Tag Archives: Standard Deviation

Statistics and C# (Part 3)

In previous posts, I’ve been developing a rudimentary statistical library in C#. The library, NumSkull, currently supports various descriptive statistics.  This post adds the variance and standard deviation estimators to the library.

Variance

The variance of a sample of measurements is a fairly complicated idea that is usually presented as a formula in basic statistics courses without much explanation.  Unfortunately, I intend to do the same thing for this entry, but at some point I’d like to blog about estimators and explore population and sample variance in greater depth. For this post, I present sample variance mathematically and then leverage it to provide the standard deviation.

\(s^2 = \frac{1}{n-1} \sum_{i=1}^n (y_i – \bar y)^2\)
 
The LINQ for this is fairly boilerplate and uses the mean function previously developed, with some help from the System.Math library:

public static double Variance(this IEnumerable<double> data) { if (data.IsNullOrEmpty()) return default(double); var mean = data.Mean(); var values = data.Select(v => Math.Pow(v – mean, 2)); var variance = Math.Pow((1d / (data.Count() – 1) * (values.Sum())), 2); return variance; }

Standard Deviation

Standard deviation, for a population, is the positive square root of the variance, and is used to provide a fairly accurate picture of variation for a single set of measurements.

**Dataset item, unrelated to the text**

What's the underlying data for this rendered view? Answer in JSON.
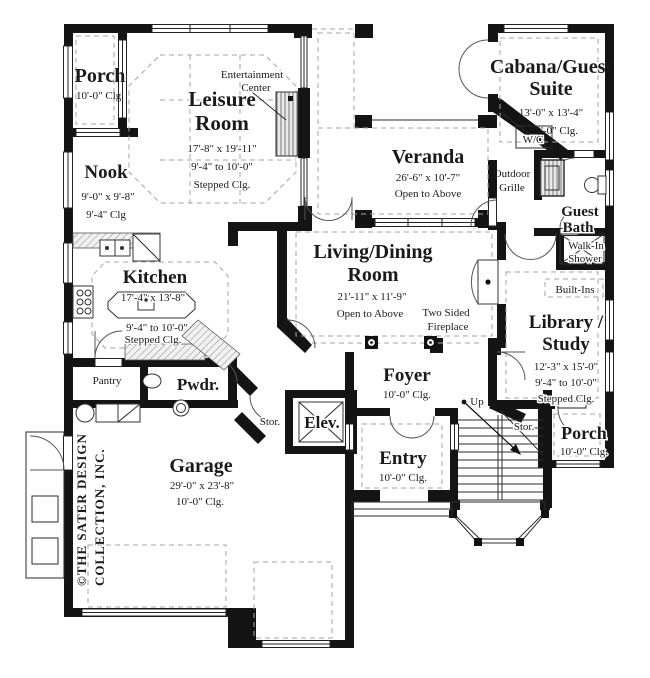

Like variance, standard deviation is an estimator.

\(s = \sqrt (s^2)\)
 
The LINQ in this code is constrained to the variance method, so the code becomes a wrapper around the Math.Sqrt function.

public static double StandardDeviation(this IEnumerable<double> data)
{
    var variance = data.Variance();
    var standardDeviation = Math.Sqrt(variance);
    return standardDeviation;
}